Abstract
Statistical properties of observed residuals from the Mesoscale Analysis and Prediction System (MAPS), a real-time data assimilation system, were investigated. Observed residuals are defined as differences between rawinsonde observations interpolated vertically to the model levels and the predicted values from MAPS interpolated horizontally to the radiosonde locations. One-point statistical moments up to order 4 (including skewness and flatness) were computed to investigate the normality of the probability distribution of observed residuals. The finding of near-zero skewness indicates symmetry in the distribution of observed residuals, but values of flatness significantly different from 3 indicate deviations from a normal (Gaussian) distribution. These results are supported by an effective statistical test. The spatial distributions of these statistical moments show strong local variability, which is ascribed to occasional gross errors in the rawinsonde data.
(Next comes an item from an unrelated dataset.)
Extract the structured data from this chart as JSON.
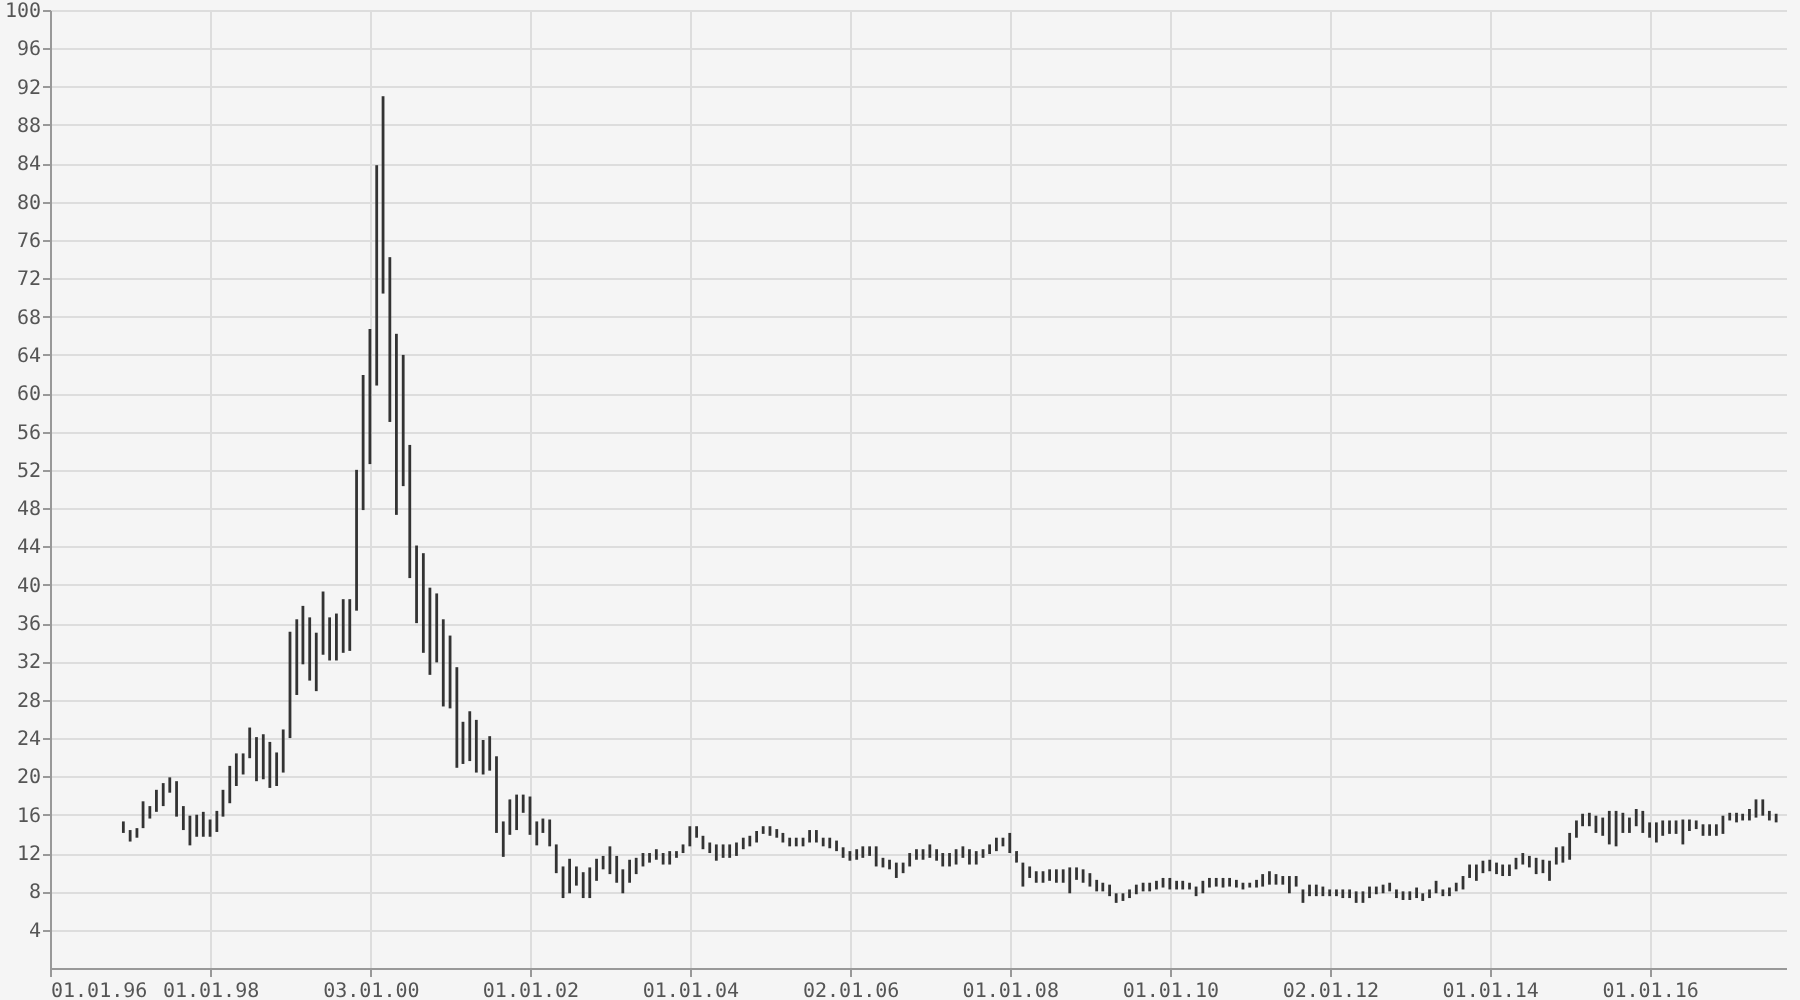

The spatial correlation of observed residuals was computed for the Montgomery streamfunction and the components of the horizontal wind, following a model proposed by Roger Daley and used at the European Centre for Medium-Range Weather Forecasts. This model allows for divergence in the analyzed wind field. Complications arising from lateral boundary conditions were addressed. The spatial correlation was also computed from observed residuals of condensation pressure, which is the moisture variable in MAPS. All empirical correlations were approximated by truncated series of Bessel functions. The results are similar to those of other authors, with the exception that 3-h prediction errors in the MAPS model tend to be less geostrophic than 12-h prediction errors in global models, which have coarser resolution. The correlation range for condensation pressure was large, approaching 1000 km, reflecting the conservation of this quantity on isentropic surfaces in nonsaturated flow.